Unlike in India there are no direct penalties for banks that miss these targets (except that banks with a better score are more easily able to punt for work with the government).
In addition the targets run over a five-year period, which gives banks some time. They also dont specify directly on the amount that must be lent to black-owned SMEs allowing banks that are stronger in some of the other areas to still meet the target.
But like this banks could also underplay lending to black-owned SMEs, opting instead to focus on the other sectors which make up the target.

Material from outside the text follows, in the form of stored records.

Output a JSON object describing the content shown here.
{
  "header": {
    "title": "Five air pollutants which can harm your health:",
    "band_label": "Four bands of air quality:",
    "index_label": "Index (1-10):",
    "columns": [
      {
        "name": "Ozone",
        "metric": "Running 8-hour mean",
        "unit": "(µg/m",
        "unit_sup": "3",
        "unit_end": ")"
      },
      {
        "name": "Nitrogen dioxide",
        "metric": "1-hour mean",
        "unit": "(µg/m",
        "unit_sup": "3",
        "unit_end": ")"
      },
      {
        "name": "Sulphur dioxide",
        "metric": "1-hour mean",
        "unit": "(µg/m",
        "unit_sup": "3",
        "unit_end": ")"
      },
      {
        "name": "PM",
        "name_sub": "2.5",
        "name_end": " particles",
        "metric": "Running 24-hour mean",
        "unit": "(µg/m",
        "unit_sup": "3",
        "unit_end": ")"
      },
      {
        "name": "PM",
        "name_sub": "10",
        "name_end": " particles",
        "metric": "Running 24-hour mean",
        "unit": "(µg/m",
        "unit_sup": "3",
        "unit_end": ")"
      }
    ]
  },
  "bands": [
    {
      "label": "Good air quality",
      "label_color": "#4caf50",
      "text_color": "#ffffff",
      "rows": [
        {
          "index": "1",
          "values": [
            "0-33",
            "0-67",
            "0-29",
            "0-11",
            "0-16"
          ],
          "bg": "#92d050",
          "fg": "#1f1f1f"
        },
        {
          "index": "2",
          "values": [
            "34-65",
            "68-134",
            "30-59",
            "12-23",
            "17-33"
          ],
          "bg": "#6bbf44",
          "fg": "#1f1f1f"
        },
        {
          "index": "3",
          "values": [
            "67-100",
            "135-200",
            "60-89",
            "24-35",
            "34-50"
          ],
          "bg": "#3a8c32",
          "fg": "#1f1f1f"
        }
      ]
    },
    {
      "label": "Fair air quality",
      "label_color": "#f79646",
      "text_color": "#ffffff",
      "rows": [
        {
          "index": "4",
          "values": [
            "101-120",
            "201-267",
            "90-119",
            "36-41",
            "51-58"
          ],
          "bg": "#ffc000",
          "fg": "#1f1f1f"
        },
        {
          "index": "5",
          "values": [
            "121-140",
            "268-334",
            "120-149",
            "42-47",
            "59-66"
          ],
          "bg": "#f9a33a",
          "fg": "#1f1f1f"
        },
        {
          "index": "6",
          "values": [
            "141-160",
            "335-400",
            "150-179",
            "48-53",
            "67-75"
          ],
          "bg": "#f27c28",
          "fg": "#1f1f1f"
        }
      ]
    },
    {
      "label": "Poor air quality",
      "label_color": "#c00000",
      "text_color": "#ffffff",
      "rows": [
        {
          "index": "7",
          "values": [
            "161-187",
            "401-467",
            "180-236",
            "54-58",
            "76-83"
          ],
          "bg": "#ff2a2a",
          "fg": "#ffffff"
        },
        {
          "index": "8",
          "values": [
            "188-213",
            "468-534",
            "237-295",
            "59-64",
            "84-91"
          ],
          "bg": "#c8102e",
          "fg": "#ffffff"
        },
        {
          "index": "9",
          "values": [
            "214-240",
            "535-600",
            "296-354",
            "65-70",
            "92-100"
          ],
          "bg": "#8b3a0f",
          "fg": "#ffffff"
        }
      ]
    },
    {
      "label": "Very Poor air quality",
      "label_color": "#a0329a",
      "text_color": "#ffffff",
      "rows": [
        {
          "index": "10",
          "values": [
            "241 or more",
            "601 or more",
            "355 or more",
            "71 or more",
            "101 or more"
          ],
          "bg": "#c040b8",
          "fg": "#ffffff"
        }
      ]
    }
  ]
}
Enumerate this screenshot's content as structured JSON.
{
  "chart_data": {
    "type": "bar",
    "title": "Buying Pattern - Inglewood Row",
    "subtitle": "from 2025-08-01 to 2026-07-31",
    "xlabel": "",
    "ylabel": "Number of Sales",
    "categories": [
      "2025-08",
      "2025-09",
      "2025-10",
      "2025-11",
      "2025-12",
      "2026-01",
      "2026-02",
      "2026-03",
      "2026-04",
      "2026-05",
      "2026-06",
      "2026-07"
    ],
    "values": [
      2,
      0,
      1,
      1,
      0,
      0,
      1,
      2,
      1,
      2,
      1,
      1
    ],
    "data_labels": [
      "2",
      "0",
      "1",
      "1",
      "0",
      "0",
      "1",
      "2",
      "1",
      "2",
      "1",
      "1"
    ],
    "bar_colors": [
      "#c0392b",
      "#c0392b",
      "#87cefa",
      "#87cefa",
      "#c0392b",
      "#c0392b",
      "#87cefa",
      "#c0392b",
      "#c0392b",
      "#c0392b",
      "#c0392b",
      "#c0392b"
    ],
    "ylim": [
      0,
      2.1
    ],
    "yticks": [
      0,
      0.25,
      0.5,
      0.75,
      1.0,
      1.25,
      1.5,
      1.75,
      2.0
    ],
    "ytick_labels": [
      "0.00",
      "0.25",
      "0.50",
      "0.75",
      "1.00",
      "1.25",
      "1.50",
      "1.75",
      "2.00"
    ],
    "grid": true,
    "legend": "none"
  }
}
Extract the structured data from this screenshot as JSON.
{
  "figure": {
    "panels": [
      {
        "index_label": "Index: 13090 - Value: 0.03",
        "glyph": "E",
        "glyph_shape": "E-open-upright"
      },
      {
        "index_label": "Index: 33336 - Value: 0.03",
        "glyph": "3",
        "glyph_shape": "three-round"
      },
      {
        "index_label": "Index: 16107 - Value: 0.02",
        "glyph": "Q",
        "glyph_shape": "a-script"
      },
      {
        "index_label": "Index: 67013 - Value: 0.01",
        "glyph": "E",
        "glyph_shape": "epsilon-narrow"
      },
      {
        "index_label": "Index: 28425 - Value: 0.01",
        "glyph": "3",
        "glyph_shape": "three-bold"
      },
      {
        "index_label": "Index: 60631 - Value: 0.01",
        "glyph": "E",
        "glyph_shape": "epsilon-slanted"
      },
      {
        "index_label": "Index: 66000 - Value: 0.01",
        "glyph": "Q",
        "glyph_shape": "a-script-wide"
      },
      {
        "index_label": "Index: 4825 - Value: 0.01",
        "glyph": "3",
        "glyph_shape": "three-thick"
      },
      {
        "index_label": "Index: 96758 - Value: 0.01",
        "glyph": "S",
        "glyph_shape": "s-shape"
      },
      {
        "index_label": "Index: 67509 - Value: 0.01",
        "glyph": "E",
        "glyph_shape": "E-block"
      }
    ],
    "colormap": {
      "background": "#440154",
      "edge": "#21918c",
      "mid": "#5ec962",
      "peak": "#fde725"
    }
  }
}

Yet by all accounts banks are getting stuck in. Nedbank’s 2014 Transformation Report reveals that the banks new loans and disbursements to black-owned small businesses totalled R1.7-billion, up from the R1.1-billion it lent to 2,989 black-owned small firms in 2012. Lending by Standard Bank to black SMEs has more than doubled from R1.8-billion in 2012, to R3.7-billion last year.
Still a drop in ocean
Yet this these figures show that lending to black-owned SMEs still makes up just a minute proportion of banks lending to small businesses which as of September 2013 stood at R179.5-billion for SME retail lending (retail loans of less than R7.5 million lent to small firms), according to reserve bank data.
While the South African example perhaps shows how far things still need to go and black entrepreneurs must also be helped to develop more bankable ideas it also offers another way in which the state can slowly begin go tighten the screws on what one institution often loathed by small business banks.